B. posłanka PO Beata Sawicka podczas rozmowy z podstawionym funkcjonariuszem CBA sugerowała, że potrzebuje 100 tys. zł na kampanię wyborczą. Rozmowa dotyczyła przetargu na działkę na półwyspie helskim.Na specjalnej konferencji CBA przedstawiono kilka nagrań, m.in. rozmowę telefoniczną posłanki z jej kolegą z parlamentu - nie ujawniono z kim oraz podsłuch z jej rozmowy z funkcjonariuszem CBA podającym się za biznesmena.

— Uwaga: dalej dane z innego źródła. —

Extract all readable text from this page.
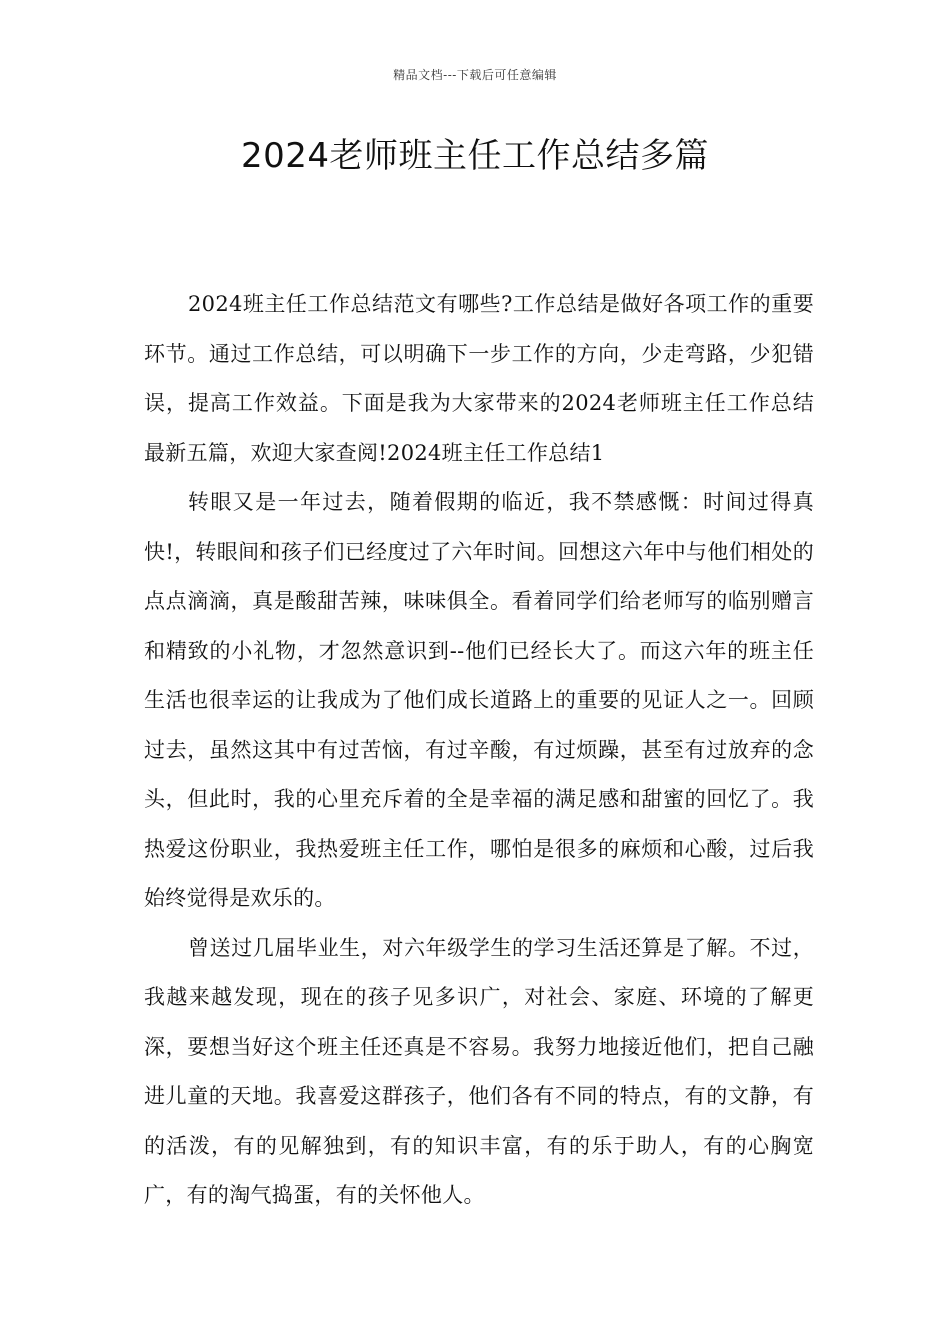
精品文档---下载后可任意编辑
2024老师班主任工作总结多篇

2024班主任工作总结范文有哪些?工作总结是做好各项工作的重要环节。通过工作总结，可以明确下一步工作的方向，少走弯路，少犯错误，提高工作效益。下面是我为大家带来的2024老师班主任工作总结最新五篇，欢迎大家查阅!2024班主任工作总结1

转眼又是一年过去，随着假期的临近，我不禁感慨：时间过得真快!，转眼间和孩子们已经度过了六年时间。回想这六年中与他们相处的点点滴滴，真是酸甜苦辣，味味俱全。看着同学们给老师写的临别赠言和精致的小礼物，才忽然意识到--他们已经长大了。而这六年的班主任生活也很幸运的让我成为了他们成长道路上的重要的见证人之一。回顾过去，虽然这其中有过苦恼，有过辛酸，有过烦躁，甚至有过放弃的念头，但此时，我的心里充斥着的全是幸福的满足感和甜蜜的回忆了。我热爱这份职业，我热爱班主任工作，哪怕是很多的麻烦和心酸，过后我始终觉得是欢乐的。

曾送过几届毕业生，对六年级学生的学习生活还算是了解。不过，我越来越发现，现在的孩子见多识广，对社会、家庭、环境的了解更深，要想当好这个班主任还真是不容易。我努力地接近他们，把自己融进儿童的天地。我喜爱这群孩子，他们各有不同的特点，有的文静，有的活泼，有的见解独到，有的知识丰富，有的乐于助人，有的心胸宽广，有的淘气捣蛋，有的关怀他人。
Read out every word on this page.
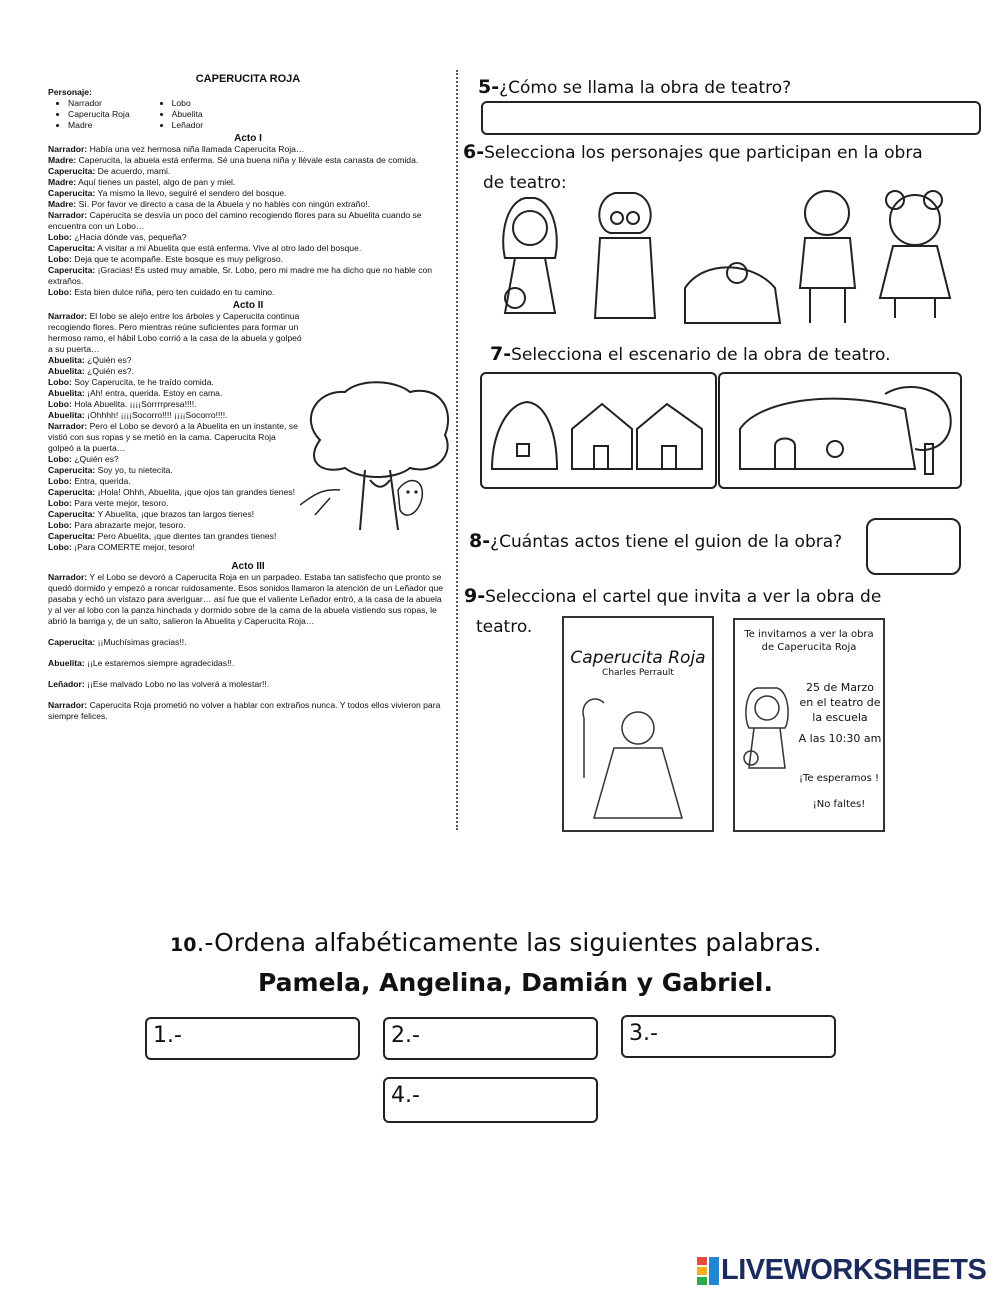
CAPERUCITA ROJA
Personaje:
• Narrador
• Caperucita Roja
• Madre
• Lobo
• Abuelita
• Leñador
Acto I

Narrador: Había una vez hermosa niña llamada Caperucita Roja…

Madre: Caperucita, la abuela está enferma. Sé una buena niña y llévale esta canasta de comida.

Caperucita: De acuerdo, mami.

Madre: Aquí tienes un pastel, algo de pan y miel.

Caperucita: Ya mismo la llevo, seguiré el sendero del bosque.

Madre: Sí. Por favor ve directo a casa de la Abuela y no hables con ningún extraño!.

Narrador: Caperucita se desvía un poco del camino recogiendo flores para su Abuelita cuando se encuentra con un Lobo…

Lobo: ¿Hacia dónde vas, pequeña?

Caperucita: A visitar a mi Abuelita que está enferma. Vive al otro lado del bosque.

Lobo: Deja que te acompañe. Este bosque es muy peligroso.

Caperucita: ¡Gracias! Es usted muy amable, Sr. Lobo, pero mi madre me ha dicho que no hable con extraños.

Lobo: Esta bien dulce niña, pero ten cuidado en tu camino.

Acto II

Narrador: El lobo se alejo entre los árboles y Caperucita continua recogiendo flores. Pero mientras reúne suficientes para formar un hermoso ramo, el hábil Lobo corrió a la casa de la abuela y golpeó a su puerta…

Abuelita: ¿Quién es?

Abuelita: ¿Quién es?.

Lobo: Soy Caperucita, te he traído comida.

Abuelita: ¡Ah! entra, querida. Estoy en cama.

Lobo: Hola Abuelita. ¡¡¡¡Sorrrrpresa!!!!.

Abuelita: ¡Ohhhh! ¡¡¡¡Socorro!!!! ¡¡¡¡Socorro!!!!.

Narrador: Pero el Lobo se devoró a la Abuelita en un instante, se vistió con sus ropas y se metió en la cama. Caperucita Roja golpeó a la puerta…

Lobo: ¿Quién es?

Caperucita: Soy yo, tu nietecita.

Lobo: Entra, querida.

Caperucita: ¡Hola! Ohhh, Abuelita, ¡que ojos tan grandes tienes!

Lobo: Para verte mejor, tesoro.

Caperucita: Y Abuelita, ¡que brazos tan largos tienes!

Lobo: Para abrazarte mejor, tesoro.

Caperucita: Pero Abuelita, ¡que dientes tan grandes tienes!

Lobo: ¡Para COMERTE mejor, tesoro!

Acto III

Narrador: Y el Lobo se devoró a Caperucita Roja en un parpadeo. Estaba tan satisfecho que pronto se quedó dormido y empezó a roncar ruidosamente. Esos sonidos llamaron la atención de un Leñador que pasaba y echó un vistazo para averiguar… así fue que el valiente Leñador entró, a la casa de la abuela y al ver al lobo con la panza hinchada y dormido sobre de la cama de la abuela vistiendo sus ropas, le abrió la barriga y, de un salto, salieron la Abuelita y Caperucita Roja…

Caperucita: ¡¡Muchísimas gracias!!.

Abuelita: ¡¡Le estaremos siempre agradecidas!!.

Leñador: ¡¡Ese malvado Lobo no las volverá a molestar!!.

Narrador: Caperucita Roja prometió no volver a hablar con extraños nunca. Y todos ellos vivieron para siempre felices.

5-¿Cómo se llama la obra de teatro?
6-Selecciona los personajes que participan en la obra
de teatro:
7-Selecciona el escenario de la obra de teatro.
8-¿Cuántas actos tiene el guion de la obra?
9-Selecciona el cartel que invita a ver la obra de
teatro.
Caperucita Roja
Charles Perrault
Te invitamos a ver la obra
de Caperucita Roja
25 de Marzo
en el teatro de
la escuela
A las 10:30 am
¡Te esperamos !
¡No faltes!
10.-Ordena alfabéticamente las siguientes palabras.
Pamela, Angelina, Damián y Gabriel.
1.-	2.-	3.-
4.-
LIVEWORKSHEETS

Podczas rozmowy z kolegą Sawicka miała m.in. powiedzieć, że jest szansa by mogła załatwić sprawę (nie sprecyzowała jaką) ale dużo ryzykuje. Prosiła go też o zaaranżowanie spotkania - szef CBA Mariusz Kamiński ujawnił, że chodzi o spotkanie z burmistrzem Helu - tak by się "na nie napalił" a z drugiej strony by wiedział, że ona musi z tego coś mieć.
Podczas rozmowy z samym podstawionym funkcjonariuszem CBA Sawicka miała stwierdzić, że potrzebuje na kampanię wyborczą 100 tys. zł.

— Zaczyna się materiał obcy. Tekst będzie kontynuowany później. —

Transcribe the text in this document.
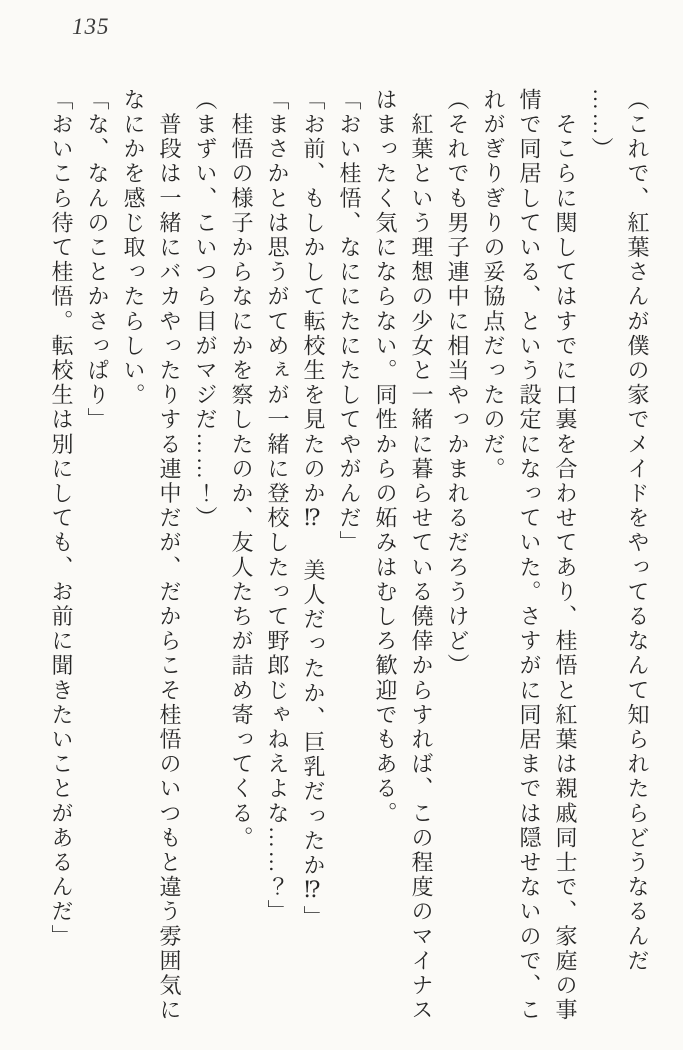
135

（これで、紅葉さんが僕の家でメイドをやってるなんて知られたらどうなるんだ

……）

　そこらに関してはすでに口裏を合わせてあり、桂悟と紅葉は親戚同士で、家庭の事

情で同居している、という設定になっていた。さすがに同居までは隠せないので、こ

れがぎりぎりの妥協点だったのだ。

（それでも男子連中に相当やっかまれるだろうけど）

　紅葉という理想の少女と一緒に暮らせている僥倖からすれば、この程度のマイナス

はまったく気にならない。同性からの妬みはむしろ歓迎でもある。

「おい桂悟、なににたにたしてやがんだ」

「お前、もしかして転校生を見たのか⁉　美人だったか、巨乳だったか⁉」

「まさかとは思うがてめぇが一緒に登校したって野郎じゃねえよな……？」

　桂悟の様子からなにかを察したのか、友人たちが詰め寄ってくる。

（まずい、こいつら目がマジだ……！）

　普段は一緒にバカやったりする連中だが、だからこそ桂悟のいつもと違う雰囲気に

なにかを感じ取ったらしい。

「な、なんのことかさっぱり」

「おいこら待て桂悟。転校生は別にしても、お前に聞きたいことがあるんだ」
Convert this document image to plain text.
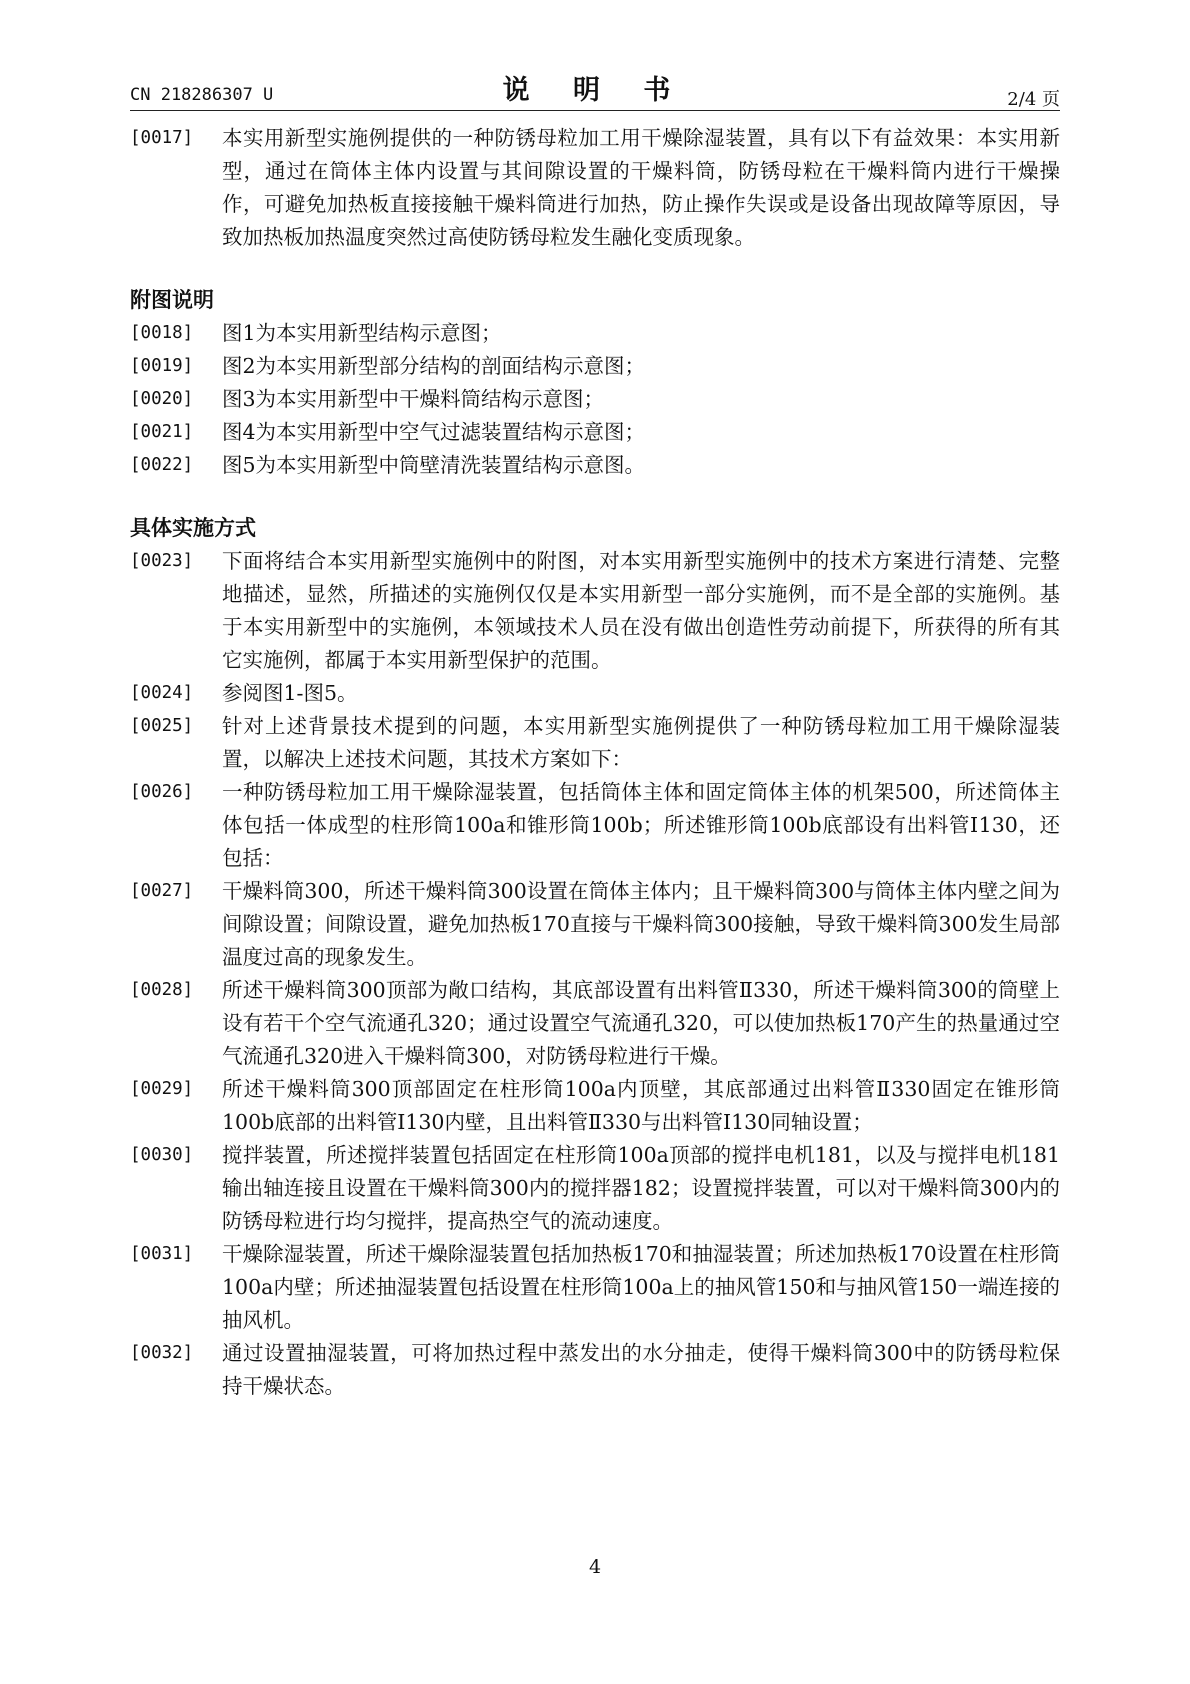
CN 218286307 U	说 明 书	2/4 页
[0017]	本实用新型实施例提供的一种防锈母粒加工用干燥除湿装置，具有以下有益效果：本实用新型，通过在筒体主体内设置与其间隙设置的干燥料筒，防锈母粒在干燥料筒内进行干燥操作，可避免加热板直接接触干燥料筒进行加热，防止操作失误或是设备出现故障等原因，导致加热板加热温度突然过高使防锈母粒发生融化变质现象。
附图说明
[0018]	图1为本实用新型结构示意图；
[0019]	图2为本实用新型部分结构的剖面结构示意图；
[0020]	图3为本实用新型中干燥料筒结构示意图；
[0021]	图4为本实用新型中空气过滤装置结构示意图；
[0022]	图5为本实用新型中筒壁清洗装置结构示意图。
具体实施方式
[0023]	下面将结合本实用新型实施例中的附图，对本实用新型实施例中的技术方案进行清楚、完整地描述，显然，所描述的实施例仅仅是本实用新型一部分实施例，而不是全部的实施例。基于本实用新型中的实施例，本领域技术人员在没有做出创造性劳动前提下，所获得的所有其它实施例，都属于本实用新型保护的范围。
[0024]	参阅图1-图5。
[0025]	针对上述背景技术提到的问题，本实用新型实施例提供了一种防锈母粒加工用干燥除湿装置，以解决上述技术问题，其技术方案如下：
[0026]	一种防锈母粒加工用干燥除湿装置，包括筒体主体和固定筒体主体的机架500，所述筒体主体包括一体成型的柱形筒100a和锥形筒100b；所述锥形筒100b底部设有出料管Ⅰ130，还包括：
[0027]	干燥料筒300，所述干燥料筒300设置在筒体主体内；且干燥料筒300与筒体主体内壁之间为间隙设置；间隙设置，避免加热板170直接与干燥料筒300接触，导致干燥料筒300发生局部温度过高的现象发生。
[0028]	所述干燥料筒300顶部为敞口结构，其底部设置有出料管Ⅱ330，所述干燥料筒300的筒壁上设有若干个空气流通孔320；通过设置空气流通孔320，可以使加热板170产生的热量通过空气流通孔320进入干燥料筒300，对防锈母粒进行干燥。
[0029]	所述干燥料筒300顶部固定在柱形筒100a内顶壁，其底部通过出料管Ⅱ330固定在锥形筒100b底部的出料管Ⅰ130内壁，且出料管Ⅱ330与出料管Ⅰ130同轴设置；
[0030]	搅拌装置，所述搅拌装置包括固定在柱形筒100a顶部的搅拌电机181，以及与搅拌电机181输出轴连接且设置在干燥料筒300内的搅拌器182；设置搅拌装置，可以对干燥料筒300内的防锈母粒进行均匀搅拌，提高热空气的流动速度。
[0031]	干燥除湿装置，所述干燥除湿装置包括加热板170和抽湿装置；所述加热板170设置在柱形筒100a内壁；所述抽湿装置包括设置在柱形筒100a上的抽风管150和与抽风管150一端连接的抽风机。
[0032]	通过设置抽湿装置，可将加热过程中蒸发出的水分抽走，使得干燥料筒300中的防锈母粒保持干燥状态。
4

Posłanka Sawicka mówiła w podsłuchanej rozmowie z oficerem CBA: "jest nas troje, którzy tworzą prawo", "będziemy przekształcać szpitale w spółki prawa handlowego".
Dodała także, że przy wejściu nowego prawa umożliwiającego taką prywatyzację, "ci będą mieli fart, którzy pierwsi będą wiedzieć". "Biznes na służbie zdrowia będzie robiony" - mówiła w tej rozmowie.
Centralne Biuro Antykorupcyjne ujawniło film z kontrolowanego wręczenia we wrześniu tego roku w parku pod Sejmem 50 tys. zł łapówki posłance Beacie Sawickiej (niezrzeszona, wówczas PO).
Na filmie widać m.in. przekazanie jej przez podstawionych oficerów CBA torby, w której - według CBA - są pieniądze.
"Mogliśmy ją wtedy zatrzymać, ale nie zrobiliśmy tego, bo celem operacji specjalnej było zweryfikowanie tego, czy za pomocą mechanizmu korupcyjnego można nabyć nieruchomość na Helu" - skomentował szef CBA Mariusz Kamiński. "Mieliśmy bardzo mocny materiał dowodowy wobec Sawickiej" - dodał.Jest w sumie kilkadziesiąt godzin nagrań operacyjnych rozmów posłanki Sawickiej - ujawnił Kamiński.
Powiedział dziennikarzom, że na konferencji ujawniono kilkanaście minut nagrań, na co - jak podkreślił - była zgoda prokuratury i co nie narusza interesu śledztwa.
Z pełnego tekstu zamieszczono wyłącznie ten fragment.